勇者"ああああ"は船の周りを探し出した。


とりあえず、船首付近の海上に


岩場ツムリのようなモンスターが


海上に浮いて見える。



「おぇぇぇ!死ねっ!」


勇者は船首をのぞき込んで、吐きながら


でんげきのけんを天にかざした!



天から複数の雷が落ちて、


海面の岩場ツムリ数匹を一掃したようだ。


船は衝撃を感じなくなった。



「ハァハァ、気持ち悪い。

モンスターは掃除したぞぉ。」


「勇者様、ありがとう!」


「いえいえ、当然ですとも!」


ヒーラーまりこの返事に


勇者"ああああ"は顔を赤くして、


鼻をのばした。




しかし、歌人せいやが望遠鏡で


海の先を見ると、巨大なモンスターが


海上にいるようだ。



「勇者様、海上に巨大モンスターがいそうですので、

油断しないでください。

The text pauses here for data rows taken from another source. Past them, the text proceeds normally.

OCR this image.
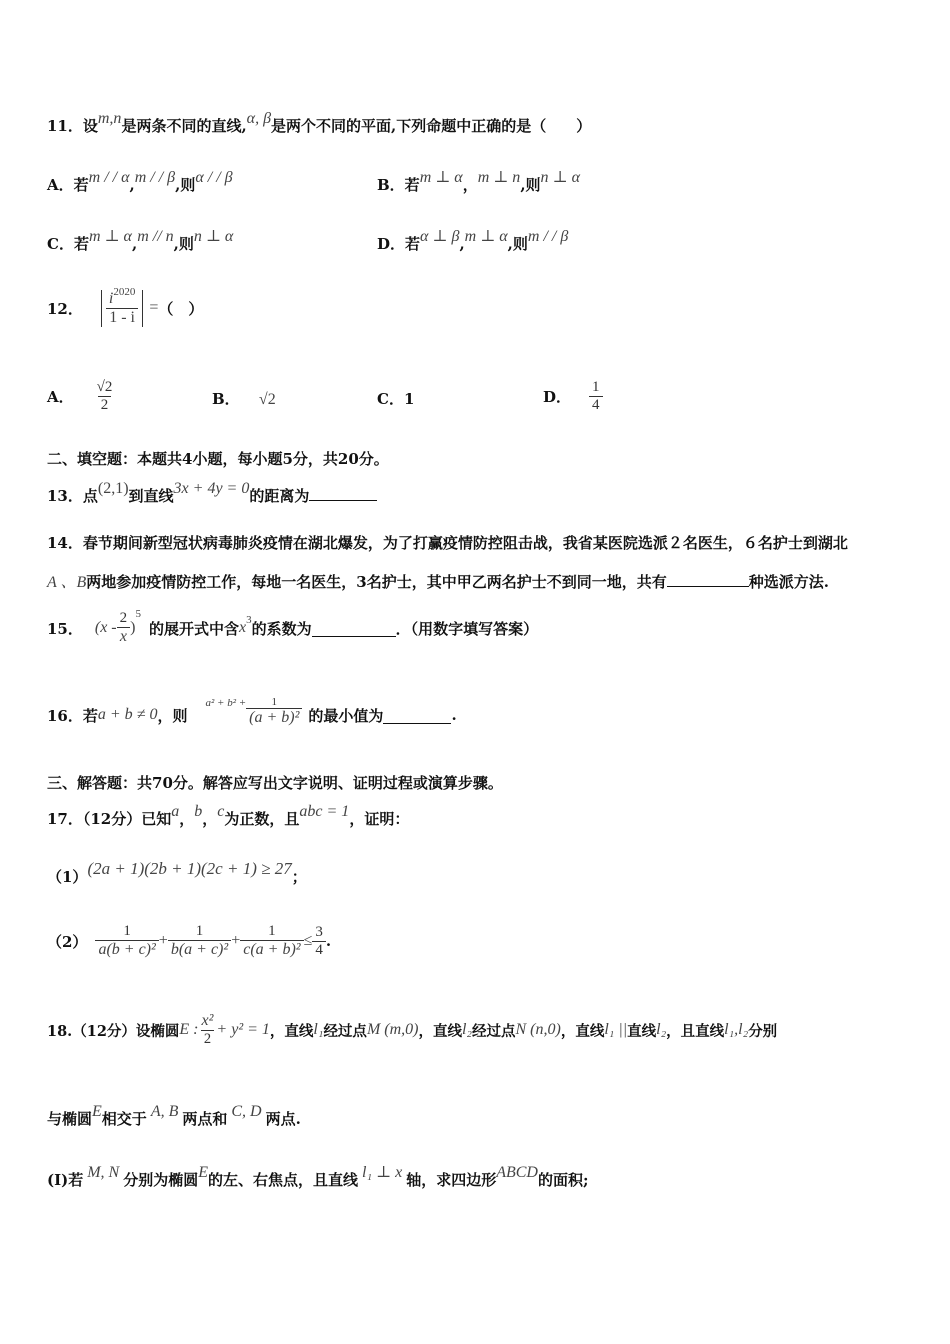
11．设m,n是两条不同的直线,α, β是两个不同的平面,下列命题中正确的是（　　）
A．若m / / α,m / / β,则α / / β	B．若m ⊥ α，m ⊥ n,则n ⊥ α
C．若m ⊥ α,m // n,则n ⊥ α	D．若α ⊥ β,m ⊥ α,则m / / β
12． $\frac{i^{2020}}{1 - i}$ = （　）
A． $\frac{√2}{2}$	B． √2	C．1	D． $\frac{1}{4}$
二、填空题：本题共4小题，每小题5分，共20分。
13．点(2,1)到直线3x + 4y = 0的距离为
14．春节期间新型冠状病毒肺炎疫情在湖北爆发，为了打赢疫情防控阻击战，我省某医院选派２名医生，６名护士到湖北
A 、B两地参加疫情防控工作，每地一名医生，3名护士，其中甲乙两名护士不到同一地，共有	种选派方法.
15． ($x - \frac{2}{x}$ )
5
的展开式中含 x 3 的系数为	．（用数字填写答案）
16．若 a + b ≠ 0 ，则
$a^2 + b^2 + \frac{1}{\text{(a + b)²}}$ 的最小值为	.
三、解答题：共70分。解答应写出文字说明、证明过程或演算步骤。
17．（12分）已知a，b，c为正数，且abc = 1，证明：
（1）(2a + 1)(2b + 1)(2c + 1) ≥ 27；
$(2) \frac{1}{\text{a(b + c)²}} + \frac{1}{\text{b(a + c)²}} + \frac{1}{\text{c(a + b)²}} \le \frac{3}{4}$ .
18.（12分）设椭圆 E : $\frac{\text{x²}}{2} + y^2 = 1$ ，直线 l₁ 经过点 M (m,0) ，直线 l₂ 经过点 N (n,0) ，直线 l₁ || 直线 l₂ ，且直线 l₁, l₂ 分别
与椭圆E相交于 A, B 两点和 C, D 两点.
(I)若 M, N 分别为椭圆E的左、右焦点，且直线 l₁ ⊥ x 轴，求四边形ABCD的面积;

」



そう声をかけても、勇者はまりこの方を見て


雑談をしていた。



そのまま船が進む・・・と



プシューッ!!



勇者の背中から大量の水が大砲のように


襲い掛かり、勇者は船長室の壁に正面から


衝突した! 15のダメージ!



「ぐはっ!いでぇよ!もう死んじゃうよ!

後は任せたよ・・・・」


勇者"ああああ"は情けなく、床に倒れこんだ。




「勇者様、近くにガトリングガンがあるので、

それで巨大イカを撃ってください!

水が届くなら、届くはずです。」


歌人せいやが声を張り上げた。



「ママ、僕が天国に行ったら、

大好きな魔牛ステーキお供えしてくれるかな?

死体を抱きしめてくれる?」


勇者は倒れこみながら、

そんなうわ言を言っている。



「勇者様、私がヒーリングするから、

立ち上がって!早く!

みんなやられちゃう!」


ヒーラーまりこが駆け寄って、

ヒーリングを唱えだした。



ハッとして、立ち上がった勇者"ああああ"は


近くのガトリングガンを構えて、


海上の正面の巨大イカに撃った!



10のダメージ! 10のダメージ! 10のダメージ!


11のダメージ! 11のダメージ! 11のダメージ!


12のダメージ! 12のダメージ! 12のダメージ!


13のダメージ! 巨大イカを倒した!



巨大イカは海に沈んでいった・・・


経験値50 100ゴールド手に入れた!




まだ距離が遠かったものの、

巨大イカを倒すことが出来た。



しかし、不満そうな顔で勇者"ああああ"は

うろうろし出した。


「ねぇぇ、未来人999!新武器どうなってんのぉ?

僕が死ぬところだったでしょぉ!」


そう叫んで、未来人999を探すも

船首付近にはいない。



ヒーラーまりこがすぐに


「未来人さんは、夜なべで新武器を作って、

すぐに寝ましたよ!

使い方はすぐわかるそうです。」



そう言って、新武器の方を指さした。


新武器の見た目は鉄の塊のような


小さな筒だ。太いヒモもついている。



勇者"ああああ"はのぞき込んだ。



「この筒の中に鉄の弾みたいのが

入っている。なんだこれ?

どう使うの?」


「さぁ、私はわからないです。」


2人で悩み込こんでも、わからないままだ。


あきらめて、船首のイスで休んだ。



疲れたのか、2人ともそのまま寝てしまった。